Note: “we don’t use collaborative editing” doesn’t mean you’re unaffected. Internal API changes in Phase 3 can affect plugins even on sites where the collaborative features themselves are never used. The dependency is on the editor internals, not the end-user feature.

Summary — what to do before 7.0 drops

Item Check now Act when
PHP requirement php -v + plugin Tested-up-to audit PHP 8.0+ minimum is confirmed
FSE / theme migration Identify Classic vs. Block Theme per site, estimate migration cost 7.0 release announcement confirms Classic Theme support status
Editor extensions List editor-adjacent plugins, check vendor Phase 3 status Phase 3 lands in core

The common thread: starting this work after 7.0 is announced puts you under time pressure. Replacing plugins that don’t support PHP 8.x requires research, testing, and a migration window. Theme migration is a substantial project. Editor extension alternatives may need to wait for vendors to ship updates.

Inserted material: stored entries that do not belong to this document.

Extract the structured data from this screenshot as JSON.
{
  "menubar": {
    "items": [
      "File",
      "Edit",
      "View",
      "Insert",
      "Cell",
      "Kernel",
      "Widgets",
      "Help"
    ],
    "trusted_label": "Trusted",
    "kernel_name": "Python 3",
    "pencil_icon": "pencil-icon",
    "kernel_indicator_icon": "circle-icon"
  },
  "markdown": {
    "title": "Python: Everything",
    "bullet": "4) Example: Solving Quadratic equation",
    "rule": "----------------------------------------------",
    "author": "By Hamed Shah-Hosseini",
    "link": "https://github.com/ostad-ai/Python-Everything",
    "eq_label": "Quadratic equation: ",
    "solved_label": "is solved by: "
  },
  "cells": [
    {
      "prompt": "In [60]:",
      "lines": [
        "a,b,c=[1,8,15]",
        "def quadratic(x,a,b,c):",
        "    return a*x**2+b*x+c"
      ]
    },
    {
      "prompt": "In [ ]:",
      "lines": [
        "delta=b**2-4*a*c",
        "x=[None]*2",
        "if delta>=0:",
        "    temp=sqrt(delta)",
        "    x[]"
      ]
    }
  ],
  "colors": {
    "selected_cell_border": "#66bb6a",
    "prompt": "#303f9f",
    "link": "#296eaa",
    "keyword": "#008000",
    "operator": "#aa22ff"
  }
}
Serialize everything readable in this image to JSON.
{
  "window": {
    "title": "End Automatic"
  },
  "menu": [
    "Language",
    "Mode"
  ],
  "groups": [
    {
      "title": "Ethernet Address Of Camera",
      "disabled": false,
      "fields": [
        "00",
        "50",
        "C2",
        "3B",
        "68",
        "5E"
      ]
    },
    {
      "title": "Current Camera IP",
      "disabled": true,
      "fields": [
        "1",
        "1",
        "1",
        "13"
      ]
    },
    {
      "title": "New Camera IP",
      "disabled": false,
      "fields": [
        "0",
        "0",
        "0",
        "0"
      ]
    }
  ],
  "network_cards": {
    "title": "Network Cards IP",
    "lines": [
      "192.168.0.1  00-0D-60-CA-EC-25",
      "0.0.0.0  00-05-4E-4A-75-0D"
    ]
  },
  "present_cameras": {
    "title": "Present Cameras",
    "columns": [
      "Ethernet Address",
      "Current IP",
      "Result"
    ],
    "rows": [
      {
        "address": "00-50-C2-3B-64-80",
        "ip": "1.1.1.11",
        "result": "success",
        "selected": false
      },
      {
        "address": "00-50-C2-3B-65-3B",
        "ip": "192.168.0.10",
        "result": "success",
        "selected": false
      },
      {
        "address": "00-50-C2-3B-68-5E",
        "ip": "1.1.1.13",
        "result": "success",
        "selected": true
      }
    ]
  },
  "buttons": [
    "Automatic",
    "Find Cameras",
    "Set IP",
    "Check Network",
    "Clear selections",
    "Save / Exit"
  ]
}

The step-by-step WP-CLI upgrade procedure from W4 pairs well with this list: once you’ve completed the pre-flight checks, the actual upgrade sequence follows the same pattern regardless of which major version you’re applying. And W2’s staged rollout approach — applying to lower-risk sites first before production — is especially useful when you have a mix of sites at different levels of readiness.

The W series in full

Post Topic
W1 — What to check Seven-item pre-flight checklist
W2 — When to apply The x.0.1 rule and staged rollout
W3 — What can go wrong Five failure patterns from past majors
W4 — How to run it Step-by-step WP-CLI commands
W5 — Preparing for 7.0 Three things to check now ← this post
W6 — Verifying the result 7-step post-upgrade checklist

Pattern knowledge from W3 is most useful before the upgrade, not after. Knowing that PHP requirement increases follow a predictable pattern is only actionable if you run the plugin audit before 7.0 drops, not after the first site breaks. The preparation window is now.